Revised VEM calculation :
Vena Resources
Disclaimer : I take no responsibility whatsoever for any errors, bad conclusions, important facts missing etc that might affect my analyses and their readers in any respect, but I always try to keep the facts accurate, as well as the calculations with their usually simple mathematics. Sometimes even the companies analysed deliver false information which could be impossible to detect for me and many other interested parties. In general I trust the corporate information and use it for my analyses. The future can´t be predicted 100 % and the stock market in particular is associated with considerable risks on the company level, but also on branch-, country- and world market level, implying that each person has to take their own full responsibility of the consequences of buying this particular stock.
2007 price target CAD 2.69-3.97
Calculation of the estimated present value of Vena Venture´s (VEM Toronto Venture exchange) zinc and uranium projects.There are around 88 million fully diluted shares in Vena Resources as of April 16, but I assume there will be 100 million for later capitalization.

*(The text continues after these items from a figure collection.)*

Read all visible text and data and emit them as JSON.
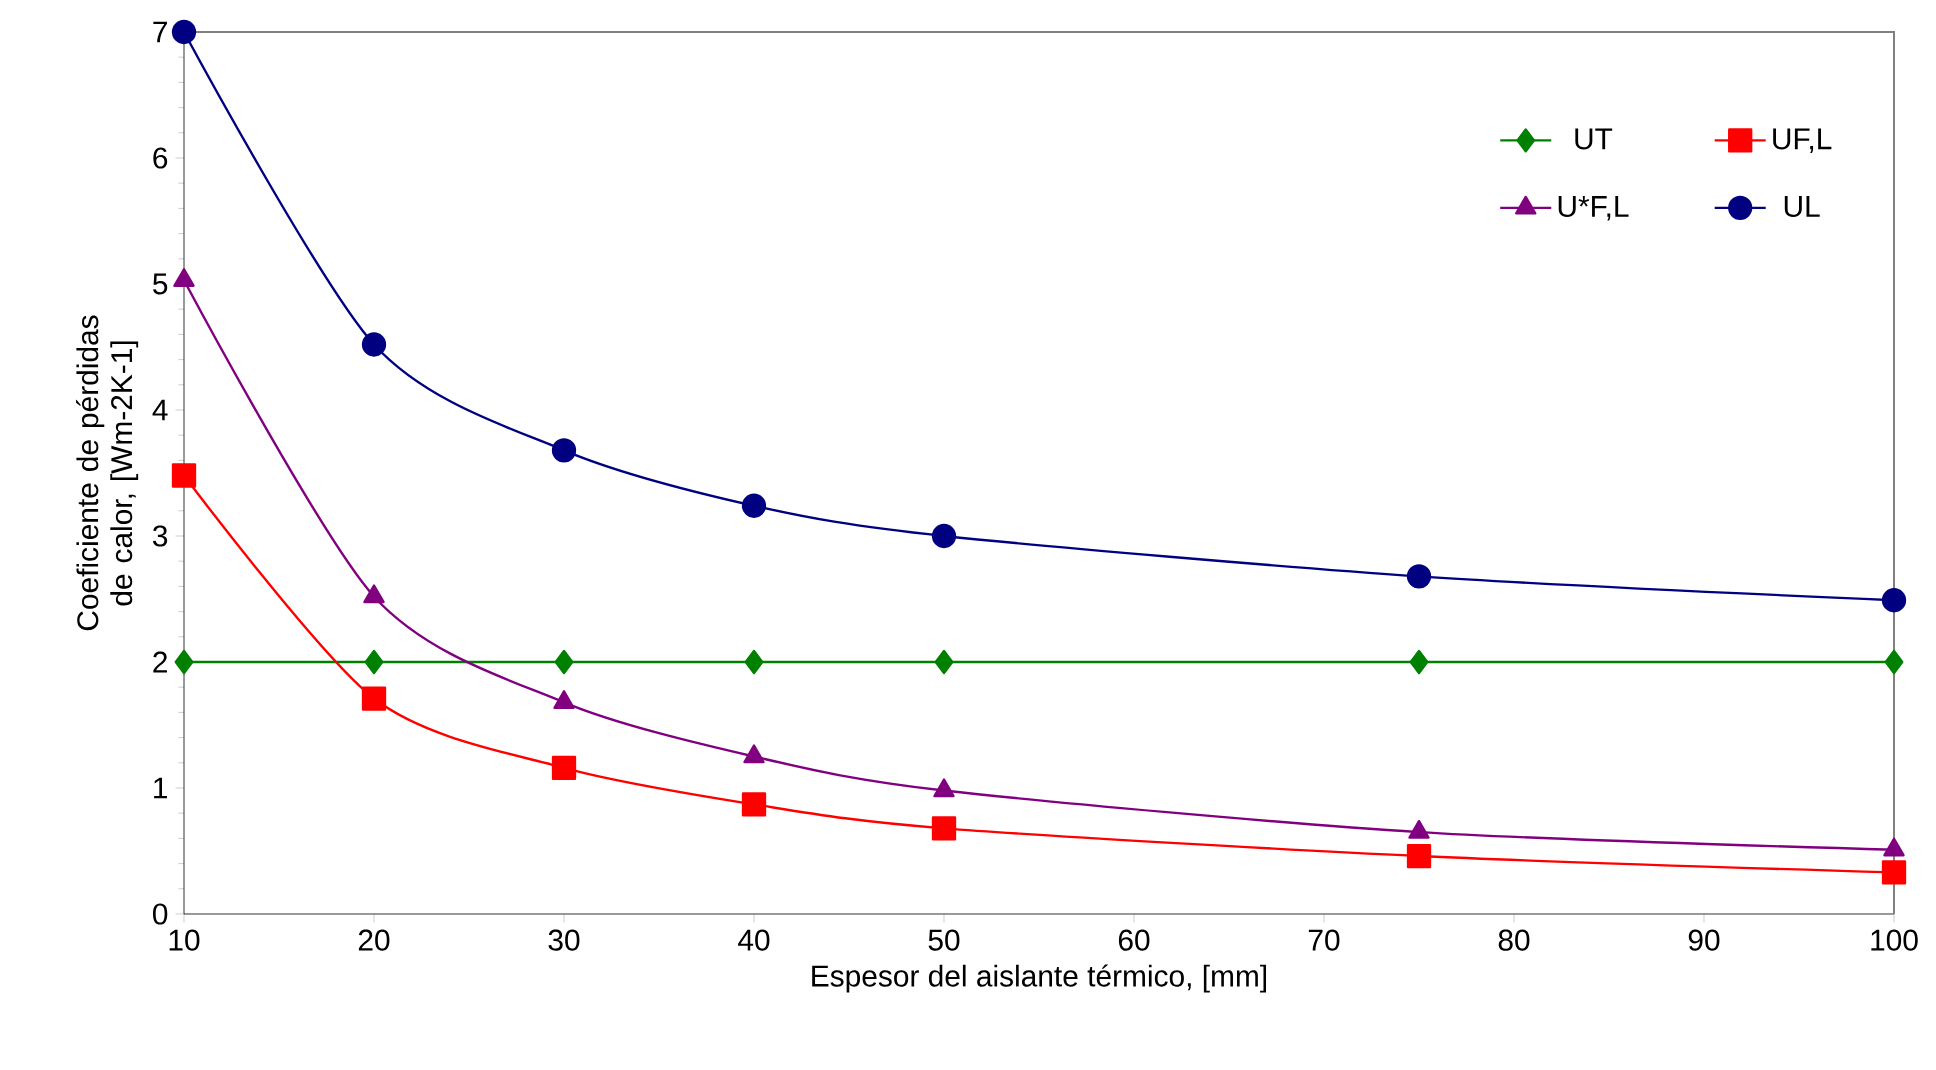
{
  "chart_data": {
    "type": "line",
    "xlabel": "Espesor del aislante térmico, [mm]",
    "ylabel": "Coeficiente de pérdidas de calor, [Wm-2K-1]",
    "x": [
      10,
      20,
      30,
      40,
      50,
      75,
      100
    ],
    "series": [
      {
        "name": "UT",
        "color": "#008000",
        "marker": "diamond",
        "values": [
          2,
          2,
          2,
          2,
          2,
          2,
          2
        ]
      },
      {
        "name": "UF,L",
        "color": "#ff0000",
        "marker": "square",
        "values": [
          3.48,
          1.71,
          1.16,
          0.87,
          0.68,
          0.46,
          0.33
        ]
      },
      {
        "name": "U*F,L",
        "color": "#800080",
        "marker": "triangle",
        "values": [
          5.03,
          2.52,
          1.68,
          1.25,
          0.98,
          0.65,
          0.51
        ]
      },
      {
        "name": "UL",
        "color": "#000080",
        "marker": "circle",
        "values": [
          7.0,
          4.52,
          3.68,
          3.24,
          3.0,
          2.68,
          2.49
        ]
      }
    ],
    "xlim": [
      10,
      100
    ],
    "xticks": [
      10,
      20,
      30,
      40,
      50,
      60,
      70,
      80,
      90,
      100
    ],
    "ylim": [
      0,
      7
    ],
    "yticks": [
      0,
      1,
      2,
      3,
      4,
      5,
      6,
      7
    ],
    "grid": false,
    "legend": "top right",
    "line_style": "solid"
  }
}
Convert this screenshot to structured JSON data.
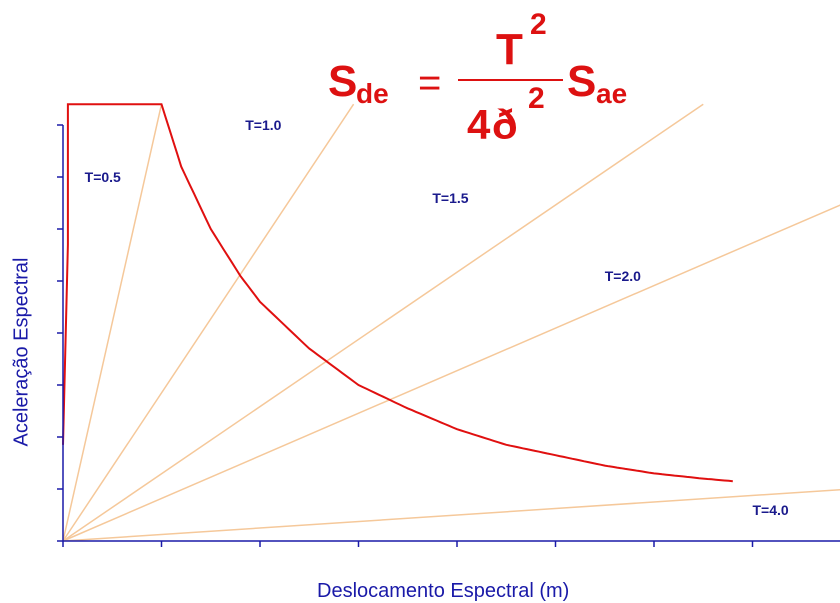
{
  "formula": {
    "lhs_main": "S",
    "lhs_sub": "de",
    "equals": "=",
    "numerator_main": "T",
    "numerator_exp": "2",
    "denominator_coef": "4",
    "denominator_symbol": "ð",
    "denominator_exp": "2",
    "rhs_main": "S",
    "rhs_sub": "ae"
  },
  "chart_data": {
    "type": "line",
    "title": "",
    "xlabel": "Deslocamento Espectral (m)",
    "ylabel": "Aceleração Espectral",
    "xlim": [
      0,
      8
    ],
    "ylim": [
      0,
      8
    ],
    "x_ticks": [
      0,
      1,
      2,
      3,
      4,
      5,
      6,
      7,
      8
    ],
    "y_ticks": [
      0,
      1,
      2,
      3,
      4,
      5,
      6,
      7,
      8
    ],
    "tick_labels_shown": false,
    "capacity_curve": {
      "name": "",
      "color": "#e01010",
      "points": [
        [
          0.0,
          1.85
        ],
        [
          0.05,
          5.7
        ],
        [
          0.05,
          8.4
        ],
        [
          1.0,
          8.4
        ],
        [
          1.2,
          7.2
        ],
        [
          1.5,
          6.0
        ],
        [
          1.8,
          5.1
        ],
        [
          2.0,
          4.6
        ],
        [
          2.5,
          3.7
        ],
        [
          3.0,
          3.0
        ],
        [
          3.5,
          2.55
        ],
        [
          4.0,
          2.15
        ],
        [
          4.5,
          1.85
        ],
        [
          5.0,
          1.65
        ],
        [
          5.5,
          1.45
        ],
        [
          6.0,
          1.3
        ],
        [
          6.5,
          1.2
        ],
        [
          6.8,
          1.15
        ]
      ]
    },
    "period_lines": {
      "color": "#f5c89a",
      "series": [
        {
          "label": "T=0.5",
          "end": [
            1.0,
            8.4
          ]
        },
        {
          "label": "T=1.0",
          "end": [
            2.95,
            8.4
          ]
        },
        {
          "label": "T=1.5",
          "end": [
            6.5,
            8.4
          ]
        },
        {
          "label": "T=2.0",
          "end": [
            8.0,
            6.55
          ]
        },
        {
          "label": "T=4.0",
          "end": [
            8.0,
            1.0
          ]
        }
      ]
    },
    "annotations": [
      {
        "text": "T=0.5",
        "x": 0.22,
        "y": 6.9
      },
      {
        "text": "T=1.0",
        "x": 1.85,
        "y": 7.9
      },
      {
        "text": "T=1.5",
        "x": 3.75,
        "y": 6.5
      },
      {
        "text": "T=2.0",
        "x": 5.5,
        "y": 5.0
      },
      {
        "text": "T=4.0",
        "x": 7.0,
        "y": 0.5
      }
    ],
    "axis_color": "#1a1aa8",
    "label_color": "#1a1aa8",
    "annotation_color": "#1a1a8c",
    "grid": false,
    "legend": "none"
  }
}
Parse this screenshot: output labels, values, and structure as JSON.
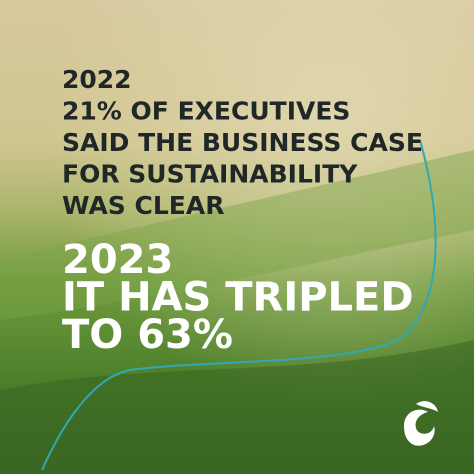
{
  "block_2022": {
    "lines": [
      "2022",
      "21% OF EXECUTIVES",
      "SAID THE BUSINESS CASE",
      "FOR SUSTAINABILITY",
      "WAS CLEAR"
    ]
  },
  "block_2023": {
    "lines": [
      "2023",
      "IT HAS TRIPLED",
      "TO 63%"
    ]
  }
}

Cash flow from zinc at 500 tons/day is estimated by the company in a scenario to be USD 17 million per year, with zinc price at USD 1.50/lb and USD = 1.13 CAD. There is a long term potential of 2000 tons/day, let say in 2010, thus generating a cash flow of USD 68 million per year, or CAD 0.77/share. With a cash flow multiple of 5 you get a CAD 3.84 per share potential in 2010. Due to uncertainties(risks) in future production level and zinc price I discount that to 2007 with a high 15-25 % yearly interest rate, and get a 2007 value of around CAD 1.97-2.53, i e just the zinc project could account for more than the whole market value including future stock dilution up to the assumed 100 million shares, and still with around 60 % VEM stock price potential from the April 18 CAD 1.69 close. The interest rates 15 % and 25 % corresponds to a total 12 % respectively 32 % risk discount compared to a calculation with a 10 % interest rate.

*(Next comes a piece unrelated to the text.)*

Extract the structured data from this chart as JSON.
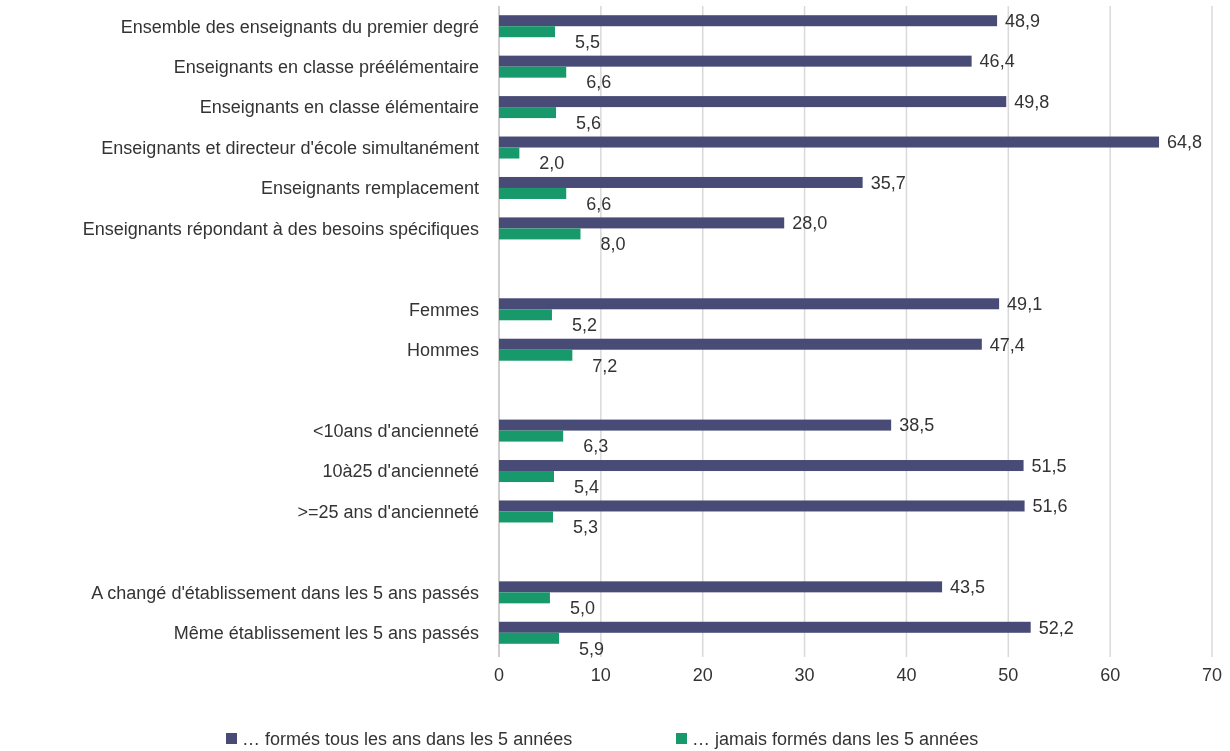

The Cameco joint-venture could be assumed roughly be assumed to result in Vena Resources owning a 30 % share of a uranium company producing 2-4 million pounds per year, let say from 2012 and forward. With an average long term uranium price assumed at USD 80/lb, costs assumed at USD 30/lb, taxes 35 % and p/e 10 valuation(as in my pure uranium stock calculations on www.loparn.com ), the additional value per VEM share would be USD 10 x 0.3 x 0.65 x 50 x (2 to 4) x 1.13 CAD/USD x million/100 million or around CAD 2.200-4.41 Discounted with my "normal" 25 % yearly interest rate you get a 2007 value of CAD 0.72-1.44 per VEM share for the uranium project. The interest rate 25 % corresponds to a total 47 % risk discount compared to a calculation with a 10 % interest rate.
In summary a Vena Resources 2007 price target is CAD 2.69-3.97. The other projects thus are treated just as a possible bonus to the valuation in this calculation. Therefore I think VEM is a very fine long term choise for a stock portfolio with an attractive risk/reward ratio.
Anyone with other input data can easily change these figures and do their own, very rough, but simple, and I think useful, calculations.